What is the solution?
Calls for automatic by-elections will always be made in the hours following an MP or MSP’s defection. Public opinion clearly backs this and the logic that voters should be given a say on their representative’s new allegiance is undeniably strong. In purely theoretical terms, automatic by-elections should probably be standardised for single-seat members. However, the world is more complicated than that. There should surely be some mechanism that allows discontented MSPs/MPs to leave their party. The prospect of a by-election would discourage these representatives from ever following their believes which would be unfair on voters.
Perhaps one way to square the circle would be to introduce automatic by-elections for MPs/constituency MSPs if they directly defect to another party. That would give voters a say in their decision. However, perhaps representatives should still be allowed to voice their change in views while being allowed to remain in parliament. A compromise solution would be to allow MPs or constituency MSPs to become independent without causing a by-election. They could be allowed to stand for a new party at the next election, perhaps, even join them six months ahead of it to show their new allegiance if they choose so. This overall approach would allow outright defectors to face the electorate while also allowing a route for independent minded MPs and MSPs to express dissatisfaction with their party and not insult their voters by joining a new party.
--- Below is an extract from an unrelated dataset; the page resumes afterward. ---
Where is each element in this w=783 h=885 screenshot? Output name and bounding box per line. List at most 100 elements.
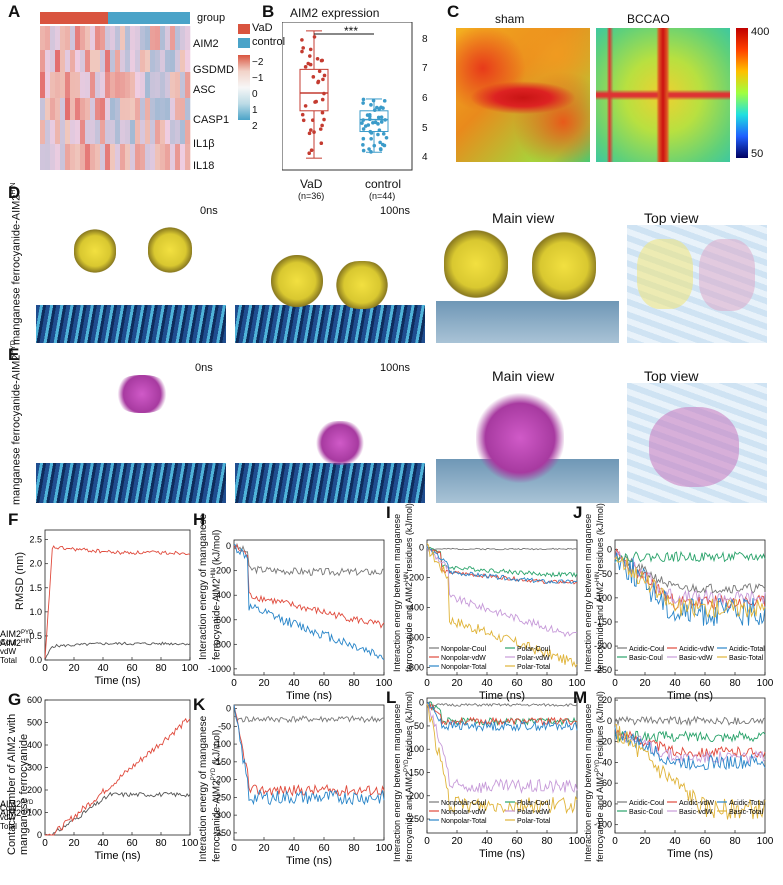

There’s probably no right answer to this but this is a solution that would strike the balance between allowing representatives to be true to themselves and giving voters a say when there is a significant and direct switch in support.
That all said, it goes without saying that MPs should not be elected by First Past the Post and that the above relates to the status-quo not the ideal representative democracy. The same goes for constituency MSPs at Holyrood – the Scottish Parliament also needs a new, fairer and more representative voting system. However, while we have these systems the above could be an answer to constant calls for automatic by-elections.
List MSP defections
This article has so far only focused on MPs and constituency MSPs. But what about list MSPs?
The main difference is that there are never by-elections for list MSPs. If a list MSP resigns their seat or dies, then the next candidate in their party list takes the seat. In the case of independents, the seat is left vacant until the next election. This obviously means that a defecting MSP cannot call a by-election. They could defect and resign but the next candidate on their original party’s list would replace them.
The most prominent recent example of a list MSP defection was Conservative Michelle Ballantyne’s defection to Reform UK during the last parliamentary term.
One solution to list MSP defections would similar to above. A list MSP could become an independent and keep their seat but if they wanted to change party they would have to resign their seat – but surely in practice very few would take this route. The truth is this is an incredibly difficult square to circle but it’s also worth saying that because constituents have multiple regional representatives it’s less of an issue if a list MSP defects as they have other MSPs to turn to in order to represent them in parliament.
Overall, the issue of defecting parliamentarians is a tricky one to handle. It will always happen. Just as voters change their opinions, so to do MPs and MSPs. There is no obvious answer to calls for automatic by-elections, but this aspect – that our representatives are complicated individuals with unique and often changing perspectives on the world – should not be lost.